St. Thomas University student and co-president of the STU Mental Health Society Ashley Thornton said society sees mental illness as people crying and rocking back and forth, but that isn’t always the case.
That’s why the Mental Health Society hosted the Elephant in the Room event on Jan. 24 at Kinsella Auditorium. Their aim was to educate the community about mental health and address the stigma surrounding it.
Panelists at the event included New Brunswick Green Party leader David Coon, Ceilah Keats of the Thomas Keats Organization, former support worker Allan Duguay, Wolf Pack for Life CEO Delaney Bonvie, Thornton, STU Mental Health wellness coordinator Claire Leighton and Patrice Cammarano, founder and co-president of STU Mental Health.
Bonvie, also the owner of GoodLife Printing and Company, spoke about what it’s like to be an entrepreneur struggling with mental illness. She has borderline personality disorder, panic disorder and persistent depressive disorder.
Bonvie said she struggled with mental health in her adolescence, causing her to “barely scrape by” in high school. She decided to not pursue post-secondary education and found herself stuck with low-wage, entry-level jobs.
She said most people with mental illnesses are too busy worrying about their next paycheque to take time for themselves.
“Society is so draining to people because we have to spend so much time working to just survive,” Bonvie said.
“It leaves us utterly exhausted with no time, or even limited capacity, to properly tend to ourselves.”
Coon said he’s been advocating for the provincial government to improve mental health care.
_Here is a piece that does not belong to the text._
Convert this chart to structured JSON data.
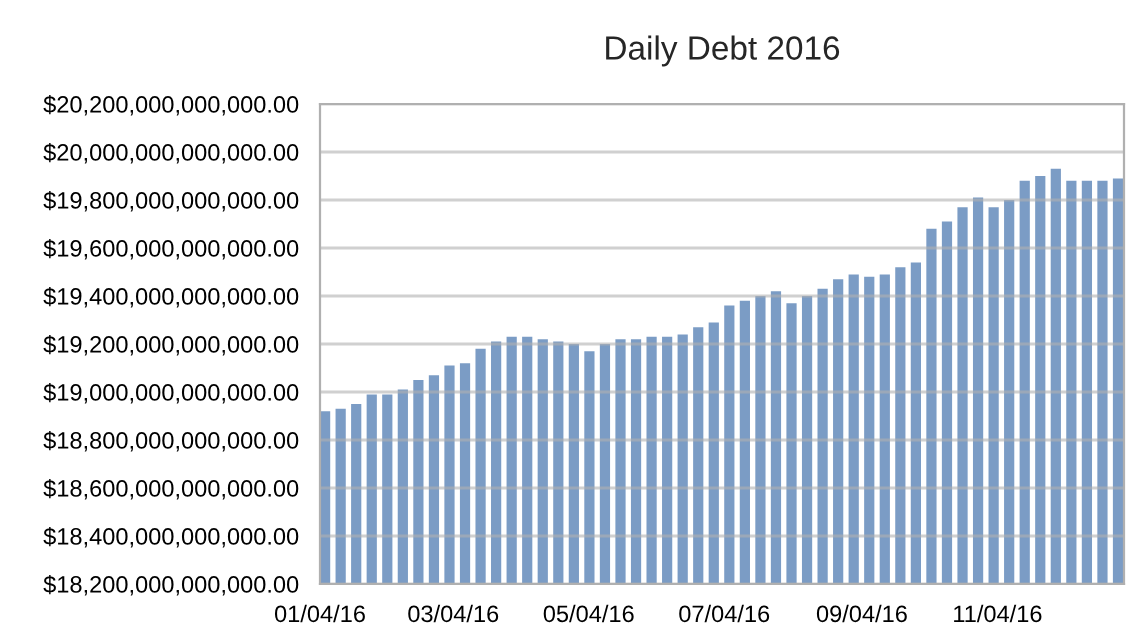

While the Department of Health has looked into studies about mental health, Coon said they’ve done nothing about it.
“[Mental health care] has been seen as a ‘poor cousin’ in the Department of Health,” Coon said.
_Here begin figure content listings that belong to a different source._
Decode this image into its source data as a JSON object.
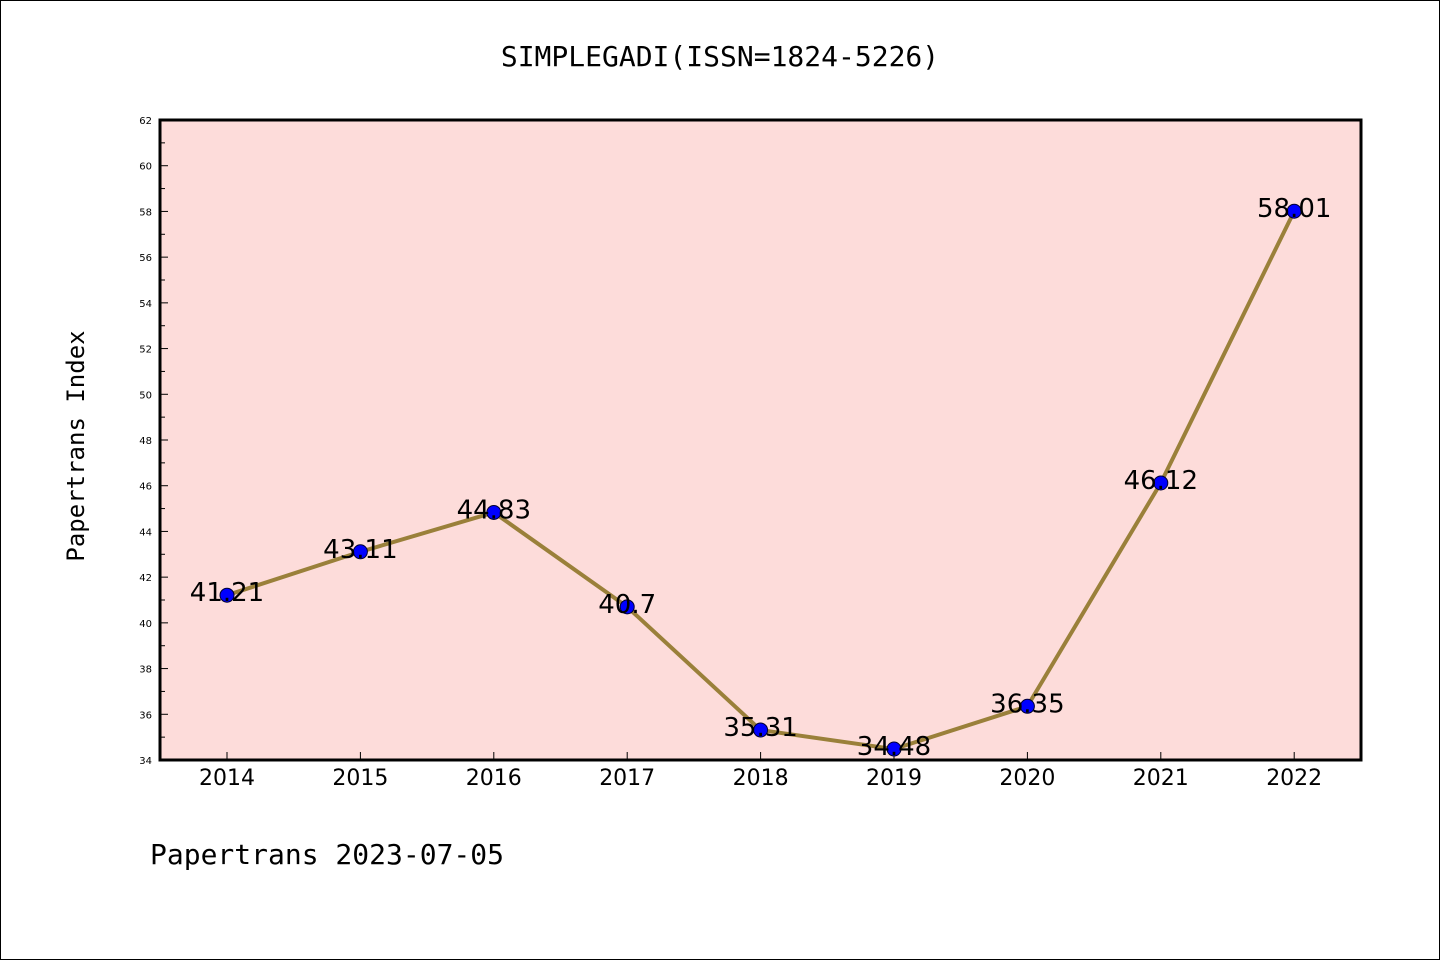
{
  "footer": "Papertrans 2023-07-05",
  "colors": {
    "plot_bg": "#fddcda",
    "line": "#9a803a",
    "marker": "#0000ff",
    "frame": "#000000"
  },
  "chart_data": {
    "type": "line",
    "title": "SIMPLEGADI(ISSN=1824-5226)",
    "xlabel": "",
    "ylabel": "Papertrans Index",
    "categories": [
      "2014",
      "2015",
      "2016",
      "2017",
      "2018",
      "2019",
      "2020",
      "2021",
      "2022"
    ],
    "series": [
      {
        "values": [
          41.21,
          43.11,
          44.83,
          40.7,
          35.31,
          34.48,
          36.35,
          46.12,
          58.01
        ],
        "labels": [
          "41.21",
          "43.11",
          "44.83",
          "40.7",
          "35.31",
          "34.48",
          "36.35",
          "46.12",
          "58.01"
        ]
      }
    ],
    "ylim": [
      34,
      62
    ],
    "yticks": [
      "34",
      "36",
      "38",
      "40",
      "42",
      "44",
      "46",
      "48",
      "50",
      "52",
      "54",
      "56",
      "58",
      "60",
      "62"
    ],
    "grid": false,
    "legend": "none"
  }
}
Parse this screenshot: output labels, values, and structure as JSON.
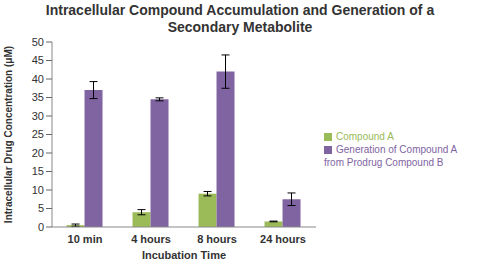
{
  "chart_data": {
    "type": "bar",
    "title": "Intracellular Compound Accumulation and Generation of a Secondary Metabolite",
    "x_label": "Incubation Time",
    "y_label": "Intracellular Drug Concentration (μM)",
    "categories": [
      "10 min",
      "4 hours",
      "8 hours",
      "24 hours"
    ],
    "series": [
      {
        "name": "Compound A",
        "color": "#9bbb59",
        "values": [
          0.5,
          4,
          9,
          1.5
        ],
        "errors": [
          0.3,
          0.7,
          0.6,
          0.1
        ]
      },
      {
        "name": "Generation of Compound A from Prodrug Compound B",
        "color": "#8064a2",
        "values": [
          37,
          34.5,
          42,
          7.5
        ],
        "errors": [
          2.3,
          0.4,
          4.5,
          1.7
        ]
      }
    ],
    "ylim": [
      0,
      50
    ],
    "yticks": [
      0,
      5,
      10,
      15,
      20,
      25,
      30,
      35,
      40,
      45,
      50
    ],
    "grid": false,
    "legend": "right"
  }
}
“Everyone who’s trying to access the services knows it.”
He said New Brunswick Premier Blaine Higgs asked Dorothy Shepard, the minister of social development, to “spearhead an effort to breathe new life into the government’s way of approaching mental health care.”
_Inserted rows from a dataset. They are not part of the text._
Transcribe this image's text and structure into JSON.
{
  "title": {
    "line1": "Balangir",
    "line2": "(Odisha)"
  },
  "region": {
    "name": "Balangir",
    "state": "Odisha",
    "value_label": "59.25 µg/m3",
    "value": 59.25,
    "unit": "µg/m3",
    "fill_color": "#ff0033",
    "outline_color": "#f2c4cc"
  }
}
Still, Coon said the province isn’t doing “nearly enough” as it should.
On the Government of New Brunswick website, there’s a list of mental health resources including links to community mental health centres, psychiatric and addiction services and tips on how to cope with stress.
STU offers counselling services and the peer support centre.
Coon said he’s proud to see New Brunswickers come together to talk about mental health.
“The issues of mental health and mental illness have been very private for a very long time, and now that they’re more public, the stigma is starting to reduce,” he said.
Thornton, who has high-functioning depression, obsessive-compulsive personality disorder, anxiety, panic disorder and PTSD, is pursuing a double-major in psychology and criminology with a double-minor in human rights and French. On top of this, she has three jobs and extracurricular activities.
With high-functioning mental illnesses, Thornton said some people believe she doesn’t have it as bad as others. Some even accuse her of faking her mental illnesses for attention.
“These things were told to me by my fellow peers and even other people who have mental illnesses, which I think shows how strong the stigma is,” Thornton said.
“Just because someone doesn’t appear ill to you, doesn’t mean that’s not true.”